The monument of Saint Florian is made of bronze. The sculpture can be admired in Głogów.
The sculpture was created in the studio of Dariusz Sagan.
The martyr paid special reverence to the people of difficult and dangerous professions, i.e. firemen, chimney sweeps and steel workers. They are called by his powerful intercession for people threatened by war, fire, flood, and today also people threatened by environmental pollution.
The rise of the patron’s popularity in the fifteenth century was caused by numerous sermons, songs, poems alterations of the legend and an impressive procession, which was annual until the twentieth century, on May 4, from Wawel to the collegiate church in Kleparz. Holy Father John Paul II in the apostolic letter sent on the occasion of the 800th anniversary of the parish of St. Florian in Kleparz in 1984, as a former vicar of St. Florian, writes about the cult of St. martyr:
The Church in Poland, before giving his own Saint and Martyr, the Bishop of Cracow, Stanisław, and obtained his Patron in it, somehow leaned and grew on the ripe fruit of the holiness of the Universal Church, on saints which were given by other nations. At that time, they were signposts and guides for our Church on the path to holiness, which soon began to bear fruit on home soil.

Saint Florian became an eloquent sign of this universality and a special bond between the Church and the Polish Nation with the Governor of Christ and the Capital of Christianity ... Saint, called as the guardian of the Kingdom of Poland, became the Patron of the City and Homeland.
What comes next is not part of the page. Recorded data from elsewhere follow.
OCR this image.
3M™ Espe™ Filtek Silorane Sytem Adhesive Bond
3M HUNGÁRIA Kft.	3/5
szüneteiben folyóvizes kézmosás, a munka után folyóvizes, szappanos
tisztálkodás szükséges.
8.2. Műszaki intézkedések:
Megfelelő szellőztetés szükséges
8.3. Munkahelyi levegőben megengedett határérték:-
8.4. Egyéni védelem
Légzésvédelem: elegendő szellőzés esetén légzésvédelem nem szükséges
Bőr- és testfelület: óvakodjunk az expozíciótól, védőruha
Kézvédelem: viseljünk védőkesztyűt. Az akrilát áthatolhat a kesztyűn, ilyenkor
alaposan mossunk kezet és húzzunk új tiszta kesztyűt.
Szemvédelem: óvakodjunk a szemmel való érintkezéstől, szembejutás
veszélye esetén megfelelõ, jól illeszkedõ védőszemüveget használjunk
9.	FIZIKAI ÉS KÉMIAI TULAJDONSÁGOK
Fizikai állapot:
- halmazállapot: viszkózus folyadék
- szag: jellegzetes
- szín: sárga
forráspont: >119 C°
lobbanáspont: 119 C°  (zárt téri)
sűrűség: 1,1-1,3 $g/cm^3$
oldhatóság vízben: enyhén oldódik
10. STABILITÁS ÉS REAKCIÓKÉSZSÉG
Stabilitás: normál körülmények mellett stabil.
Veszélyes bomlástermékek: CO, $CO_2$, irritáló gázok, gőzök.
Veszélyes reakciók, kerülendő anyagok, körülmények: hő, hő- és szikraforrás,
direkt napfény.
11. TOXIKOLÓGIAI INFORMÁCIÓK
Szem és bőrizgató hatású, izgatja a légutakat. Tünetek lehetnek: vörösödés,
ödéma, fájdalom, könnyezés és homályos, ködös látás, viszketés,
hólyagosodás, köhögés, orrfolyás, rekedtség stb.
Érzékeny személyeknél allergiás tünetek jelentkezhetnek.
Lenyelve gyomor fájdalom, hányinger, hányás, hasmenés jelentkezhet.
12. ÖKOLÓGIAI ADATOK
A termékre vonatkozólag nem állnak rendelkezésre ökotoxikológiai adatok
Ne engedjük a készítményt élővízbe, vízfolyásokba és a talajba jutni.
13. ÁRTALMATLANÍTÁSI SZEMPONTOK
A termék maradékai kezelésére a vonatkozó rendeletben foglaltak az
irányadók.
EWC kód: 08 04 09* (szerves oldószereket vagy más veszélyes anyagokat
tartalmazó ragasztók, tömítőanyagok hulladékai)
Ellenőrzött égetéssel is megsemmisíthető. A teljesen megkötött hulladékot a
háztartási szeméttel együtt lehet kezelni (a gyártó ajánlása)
The one who suffered martyrdom when he hurried with his testimony of faith, with the help and comfort of persecuted Christians in Lauriacum, became the winner and defender in the many dangers that threaten man’s material and spiritual good.

It should also be emphasized that Saint Florian has been worshiped for centuries in Poland and beyond as the patron of firefighters, and therefore those who, faithful to the commandment of love and Christian tradition, help their neighbor in the face of the threat of natural disasters.

He probably died in 304. A Roman army officer in what is now Austria. During Diocletian’s persecution, he confessed to being a Christian and was cruelly martyred. Relics were brought from Italy to Poland, where he was worshiped from the 12th century.